Wer es langsamer mag, der ist bei den anderen Neustarts der Woche gut aufgehoben: "Vier Mütter für Edward" ist eine warmherzige Komödie aus Irland über einen jungen Schriftsteller, dem zu seiner eigenen drei Ersatz-Mütter zufallen. Und in "Zikaden" wird die vorsichtige Annäherung zweier höchst unterschiedlicher Frauen geschildert.
Ja, und dann ist da noch Al Pacino. Der 85-jährige Star aus Jahrhundert-Filmen wie "Der Pate", "Scarface" oder "Der Duft der Frauen" muss es im Alter etwas billiger geben. Der Exorzismus-Horrorfilm "The Ritual" ist weit weg von jener Subtilität, die Pacinos frühere Auftritte so einzigartig gemacht haben. Schlecht ist er deshalb aber keineswegs – unser Heimkino-Tipp der Woche. Gute Unterhaltung!

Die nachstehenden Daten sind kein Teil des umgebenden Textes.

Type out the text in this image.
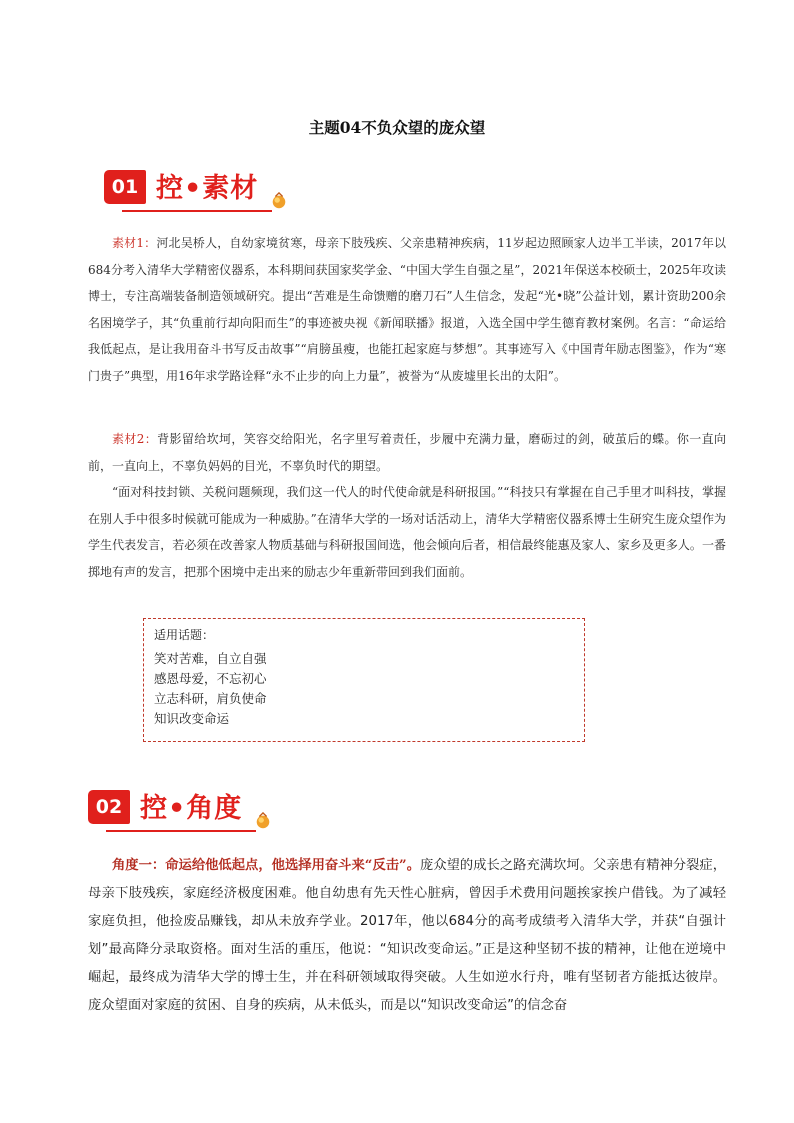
主题04不负众望的庞众望
01 控•素材

素材1：河北吴桥人，自幼家境贫寒，母亲下肢残疾、父亲患精神疾病，11岁起边照顾家人边半工半读，2017年以684分考入清华大学精密仪器系，本科期间获国家奖学金、“中国大学生自强之星”，2021年保送本校硕士，2025年攻读博士，专注高端装备制造领域研究。提出“苦难是生命馈赠的磨刀石”人生信念，发起“光•晓”公益计划，累计资助200余名困境学子，其“负重前行却向阳而生”的事迹被央视《新闻联播》报道，入选全国中学生德育教材案例。名言：“命运给我低起点，是让我用奋斗书写反击故事”“肩膀虽瘦，也能扛起家庭与梦想”。其事迹写入《中国青年励志图鉴》，作为“寒门贵子”典型，用16年求学路诠释“永不止步的向上力量”，被誉为“从废墟里长出的太阳”。

素材2：背影留给坎坷，笑容交给阳光，名字里写着责任，步履中充满力量，磨砺过的剑，破茧后的蝶。你一直向前，一直向上，不辜负妈妈的目光，不辜负时代的期望。

“面对科技封锁、关税问题频现，我们这一代人的时代使命就是科研报国。”“科技只有掌握在自己手里才叫科技，掌握在别人手中很多时候就可能成为一种威胁。”在清华大学的一场对话活动上，清华大学精密仪器系博士生研究生庞众望作为学生代表发言，若必须在改善家人物质基础与科研报国间选，他会倾向后者，相信最终能惠及家人、家乡及更多人。一番掷地有声的发言，把那个困境中走出来的励志少年重新带回到我们面前。

适用话题：
笑对苦难，自立自强
感恩母爱，不忘初心
立志科研，肩负使命
知识改变命运
02 控•角度

角度一：命运给他低起点，他选择用奋斗来“反击”。庞众望的成长之路充满坎坷。父亲患有精神分裂症，母亲下肢残疾，家庭经济极度困难。他自幼患有先天性心脏病，曾因手术费用问题挨家挨户借钱。为了减轻家庭负担，他捡废品赚钱，却从未放弃学业。2017年，他以684分的高考成绩考入清华大学，并获“自强计划”最高降分录取资格。面对生活的重压，他说：“知识改变命运。”正是这种坚韧不拔的精神，让他在逆境中崛起，最终成为清华大学的博士生，并在科研领域取得突破。人生如逆水行舟，唯有坚韧者方能抵达彼岸。庞众望面对家庭的贫困、自身的疾病，从未低头，而是以“知识改变命运”的信念奋
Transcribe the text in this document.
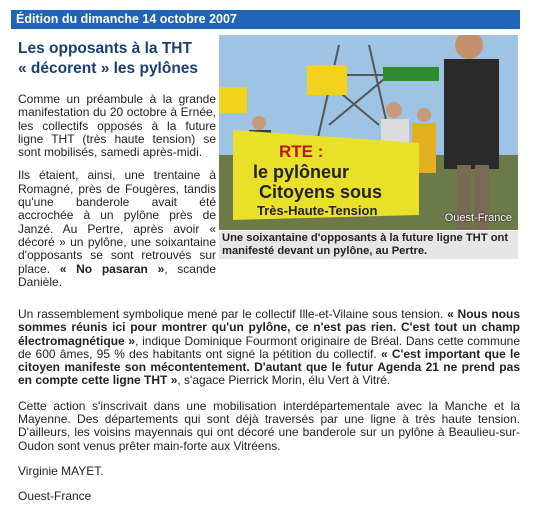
Édition du dimanche 14 octobre 2007
Les opposants à la THT
« décorent » les pylônes

Comme un préambule à la grande manifestation du 20 octobre à Ernée, les collectifs opposés à la future ligne THT (très haute tension) se sont mobilisés, samedi après-midi.

Ils étaient, ainsi, une trentaine à Romagné, près de Fougères, tandis qu'une banderole avait été accrochée à un pylône près de Janzé. Au Pertre, après avoir « décoré » un pylône, une soixantaine d'opposants se sont retrouvés sur place. « No pasaran », scande Danièle.

RTE :
le pylôneur
Citoyens sous
Très-Haute-Tension	Ouest-France
Une soixantaine d'opposants à la future ligne THT ont manifesté devant un pylône, au Pertre.

Un rassemblement symbolique mené par le collectif Ille-et-Vilaine sous tension. « Nous nous sommes réunis ici pour montrer qu'un pylône, ce n'est pas rien. C'est tout un champ électromagnétique », indique Dominique Fourmont originaire de Bréal. Dans cette commune de 600 âmes, 95 % des habitants ont signé la pétition du collectif. « C'est important que le citoyen manifeste son mécontentement. D'autant que le futur Agenda 21 ne prend pas en compte cette ligne THT », s'agace Pierrick Morin, élu Vert à Vitré.

Cette action s'inscrivait dans une mobilisation interdépartementale avec la Manche et la Mayenne. Des départements qui sont déjà traversés par une ligne à très haute tension. D'ailleurs, les voisins mayennais qui ont décoré une banderole sur un pylône à Beaulieu-sur-Oudon sont venus prêter main-forte aux Vitréens.

Virginie MAYET.

Ouest-France
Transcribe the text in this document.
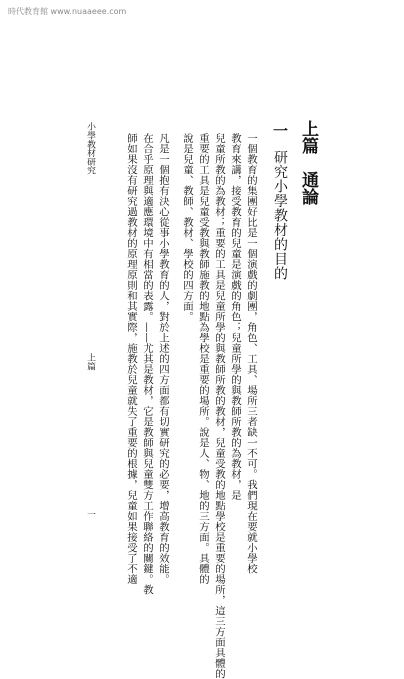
時代教育館 www.nuaaeee.com
上篇　通論
一
研究小學教材的目的
一個教育的集團好比是一個演戲的劇團，角色、工具、場所三者缺一不可。我們現在要就小學校
教育來講，接受教育的兒童是演戲的角色；兒童所學的與教師所教的為教材，是
兒童所教的為教材；重要的工具是兒童所學的與教師所教的教材，兒童受教的地點學校是重要的場所，這三方面具體的
重要的工具是兒童受教與教師施教的地點為學校是重要的場所。說是人、物、地的三方面。具體的
說是兒童、教師、教材、學校的四方面。
凡是一個抱有決心從事小學教育的人，對於上述的四方面都有切實研究的必要，增高教育的效能。
在合乎原理與適應環境中有相當的表露。——尤其是教材，它是教師與兒童雙方工作聯絡的關鍵。教
師如果沒有研究過教材的原理原則和其實際，施教於兒童就失了重要的根據，兒童如果接受了不適
小學教材研究
上篇
一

Worum es geht Superman alias Clark Kent (David Corenswet) ist etwa 25 Jahre alt, lebt etabliert im Städtchen Metropolis, hat ein gutes Verhältnis zu seinen Zieheltern, die den intergalaktischen Migranten einst gefunden und großgezogen hatten, schwärmt für seine toughe Kollegon Lois Lane (Rachel Brosnahan, u.a. "The Marvelous Mrs. Maisel") und führt seine Doppel-Identität als Superheld einerseits und als lauterer Journalist beim Daily Planet andererseits so pflichtbewusst, wie es sein soll. So weit so gewöhnlich.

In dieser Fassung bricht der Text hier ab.